5 Nu dan, Ik zal ulieden nu bekend maken, wat Ik Mijn wijngaard doen zal; Ik zal zijn tuin wegnemen, opdat hij zij tot afweiding; zijn muur zal Ik verscheuren, opdat hij zij tot vertreding.
6 En Ik zal hem tot woestheid maken; hij zal niet besnoeid, noch omgehakt worden, maar distelen en doornen zullen daarin opgaan; en Ik zal den wolken gebieden, dat zij geen regen daarop regenen.
7 Want de wijngaard van den HEERE der heirscharen is het huis van Israel, en de mannen van Juda zijn een plant Zijner verlustigingen; en Hij heeft gewacht naar recht, maar ziet, het is schurftheid, naar gerechtigheid, maar ziet, het is geschreeuw.
8 Wee dengenen, die huis aan huis trekken, akker aan akker brengen, totdat er geen plaats meer zij, en dat gijlieden alleen inwoners gemaakt wordt in het midden des lands!
9 Voor mijn oren heeft de HEERE der heirscharen gesproken: Zo niet vele huizen tot verwoesting zullen worden, de grote en de treffelijke zonder inwoner!

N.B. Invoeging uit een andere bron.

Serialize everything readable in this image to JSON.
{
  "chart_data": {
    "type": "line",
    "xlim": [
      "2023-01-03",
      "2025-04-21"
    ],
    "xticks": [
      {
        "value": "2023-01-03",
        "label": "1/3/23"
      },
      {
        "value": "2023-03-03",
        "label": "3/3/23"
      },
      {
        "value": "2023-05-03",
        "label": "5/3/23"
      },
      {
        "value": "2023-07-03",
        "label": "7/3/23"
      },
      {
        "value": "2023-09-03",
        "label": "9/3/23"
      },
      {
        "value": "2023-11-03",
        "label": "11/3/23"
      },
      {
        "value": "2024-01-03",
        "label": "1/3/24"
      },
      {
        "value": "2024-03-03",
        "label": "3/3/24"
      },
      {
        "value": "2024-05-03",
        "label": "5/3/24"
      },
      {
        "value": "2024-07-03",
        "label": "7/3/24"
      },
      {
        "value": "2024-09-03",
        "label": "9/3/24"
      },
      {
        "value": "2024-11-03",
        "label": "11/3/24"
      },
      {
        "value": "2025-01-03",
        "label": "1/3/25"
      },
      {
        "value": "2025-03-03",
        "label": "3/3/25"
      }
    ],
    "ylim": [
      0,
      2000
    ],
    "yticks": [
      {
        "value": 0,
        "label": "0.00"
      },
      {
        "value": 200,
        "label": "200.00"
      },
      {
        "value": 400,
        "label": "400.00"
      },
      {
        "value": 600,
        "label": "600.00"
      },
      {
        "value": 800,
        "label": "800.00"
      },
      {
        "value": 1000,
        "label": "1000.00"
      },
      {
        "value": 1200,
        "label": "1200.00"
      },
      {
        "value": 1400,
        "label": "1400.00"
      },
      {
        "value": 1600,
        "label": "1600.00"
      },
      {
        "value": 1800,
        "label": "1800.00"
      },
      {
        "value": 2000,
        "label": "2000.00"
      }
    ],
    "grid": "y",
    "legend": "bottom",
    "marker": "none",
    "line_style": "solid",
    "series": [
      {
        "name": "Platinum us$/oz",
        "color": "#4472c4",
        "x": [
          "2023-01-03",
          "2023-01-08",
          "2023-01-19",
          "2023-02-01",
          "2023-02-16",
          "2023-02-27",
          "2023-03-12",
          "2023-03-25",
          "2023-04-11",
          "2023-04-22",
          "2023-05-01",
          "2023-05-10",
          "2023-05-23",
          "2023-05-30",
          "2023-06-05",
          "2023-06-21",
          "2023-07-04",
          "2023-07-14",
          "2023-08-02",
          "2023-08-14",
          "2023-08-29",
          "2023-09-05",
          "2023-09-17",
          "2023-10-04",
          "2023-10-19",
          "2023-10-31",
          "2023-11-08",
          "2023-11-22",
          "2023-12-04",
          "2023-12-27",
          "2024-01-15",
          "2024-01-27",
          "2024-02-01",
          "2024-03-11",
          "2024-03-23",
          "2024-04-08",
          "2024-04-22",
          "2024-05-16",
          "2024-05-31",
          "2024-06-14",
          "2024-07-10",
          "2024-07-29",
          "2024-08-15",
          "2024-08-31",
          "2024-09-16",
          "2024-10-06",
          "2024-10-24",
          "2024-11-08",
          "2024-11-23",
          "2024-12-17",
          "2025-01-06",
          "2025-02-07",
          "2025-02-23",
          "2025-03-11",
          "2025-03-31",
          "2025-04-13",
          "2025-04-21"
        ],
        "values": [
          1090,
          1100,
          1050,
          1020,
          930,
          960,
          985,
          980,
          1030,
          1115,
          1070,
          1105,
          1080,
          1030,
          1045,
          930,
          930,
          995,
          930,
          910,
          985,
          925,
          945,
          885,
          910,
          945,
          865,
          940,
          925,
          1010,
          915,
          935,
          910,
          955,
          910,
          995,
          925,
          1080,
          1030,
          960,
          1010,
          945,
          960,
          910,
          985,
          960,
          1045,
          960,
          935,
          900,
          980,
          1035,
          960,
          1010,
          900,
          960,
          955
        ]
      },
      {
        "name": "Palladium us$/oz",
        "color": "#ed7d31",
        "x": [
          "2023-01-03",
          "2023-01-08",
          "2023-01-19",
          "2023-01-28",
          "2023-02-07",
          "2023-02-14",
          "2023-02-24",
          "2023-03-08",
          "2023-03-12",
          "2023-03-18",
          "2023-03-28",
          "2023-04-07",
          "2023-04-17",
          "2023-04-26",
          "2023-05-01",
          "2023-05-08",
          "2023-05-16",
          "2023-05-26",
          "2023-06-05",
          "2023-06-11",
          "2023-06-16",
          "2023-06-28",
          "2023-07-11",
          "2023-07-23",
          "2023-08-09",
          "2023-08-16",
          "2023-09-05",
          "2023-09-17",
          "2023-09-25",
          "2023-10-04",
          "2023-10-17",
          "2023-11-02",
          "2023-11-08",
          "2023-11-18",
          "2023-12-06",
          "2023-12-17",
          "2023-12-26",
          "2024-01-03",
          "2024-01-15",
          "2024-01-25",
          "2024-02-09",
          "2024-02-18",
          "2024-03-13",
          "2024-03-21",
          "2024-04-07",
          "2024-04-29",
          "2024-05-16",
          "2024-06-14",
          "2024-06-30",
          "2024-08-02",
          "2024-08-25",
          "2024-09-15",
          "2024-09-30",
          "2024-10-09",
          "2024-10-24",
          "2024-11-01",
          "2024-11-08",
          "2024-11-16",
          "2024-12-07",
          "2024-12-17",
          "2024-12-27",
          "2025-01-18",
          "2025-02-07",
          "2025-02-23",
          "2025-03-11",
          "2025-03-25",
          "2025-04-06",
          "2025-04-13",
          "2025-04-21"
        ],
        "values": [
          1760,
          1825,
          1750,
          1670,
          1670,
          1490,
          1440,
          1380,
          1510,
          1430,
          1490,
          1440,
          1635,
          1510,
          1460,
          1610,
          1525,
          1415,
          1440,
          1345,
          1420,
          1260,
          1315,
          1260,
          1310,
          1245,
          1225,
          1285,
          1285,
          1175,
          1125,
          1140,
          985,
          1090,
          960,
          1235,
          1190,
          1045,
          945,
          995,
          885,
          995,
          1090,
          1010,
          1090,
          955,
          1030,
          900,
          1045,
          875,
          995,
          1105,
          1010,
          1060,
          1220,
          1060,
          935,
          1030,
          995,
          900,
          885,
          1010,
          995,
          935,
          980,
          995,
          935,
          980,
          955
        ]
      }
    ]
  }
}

10 Ja, tien bunderen wijngaards zullen een enig bath geven, en een homer zaads zal een efa geven.
11 Wee dengenen, die, zich vroeg opmakende in den morgenstond, sterken drank najagen, en vertoeven tot in de schemering, totdat de wijn hen heeft verhit!

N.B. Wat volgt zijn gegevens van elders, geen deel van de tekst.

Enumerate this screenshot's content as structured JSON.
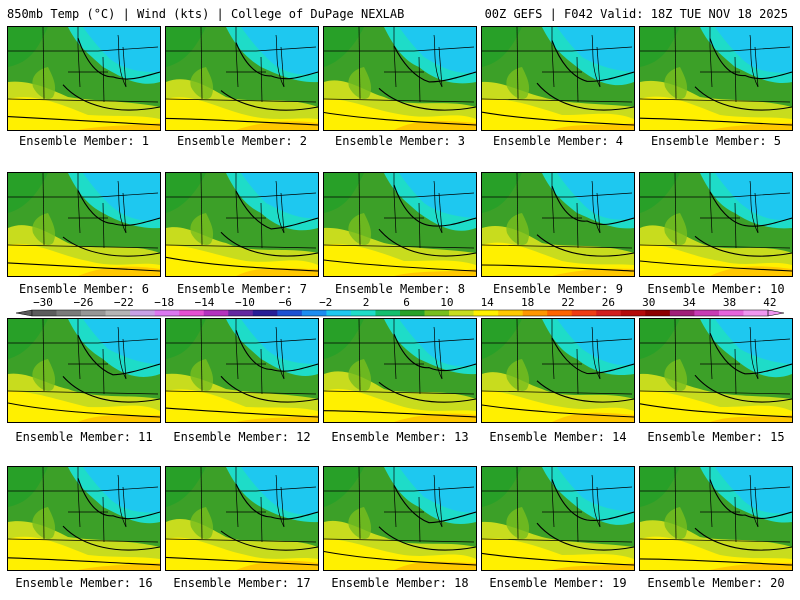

12 En harpen en luiten, trommelen en pijpen, en wijn zijn in hun maaltijden; maar zij aanschouwen het werk des HEEREN niet, en zij zien niet op het maaksel Zijner handen.
13 Daarom zal mijn volk gevankelijk weggevoerd worden, omdat het geen wetenschap heeft; en deszelfs heerlijken zullen honger lijden, en hun menigte zal verdorren van dorst.
14 Daarom zal het graf zichzelf wijd opensperren, en zijn mond opendoen, zonder maat; opdat nederdale haar heerlijkheid, en haar menigte, met haar gedruis, en die in haar van vreugde opspringt.
15 Dan zal de gemene man nedergebogen worden, en de aanzienlijke man zal vernederd worden, en de ogen der hovaardigen zullen vernederd worden.
16 Doch de HEERE der heirscharen zal verhoogd worden door het recht; en God, die Heilige, zal geheiligd worden door gerechtigheid.
17 En de lammeren zullen weiden naar hun wijze, en de vreemdelingen zullen de woeste plaatsen der vetten eten.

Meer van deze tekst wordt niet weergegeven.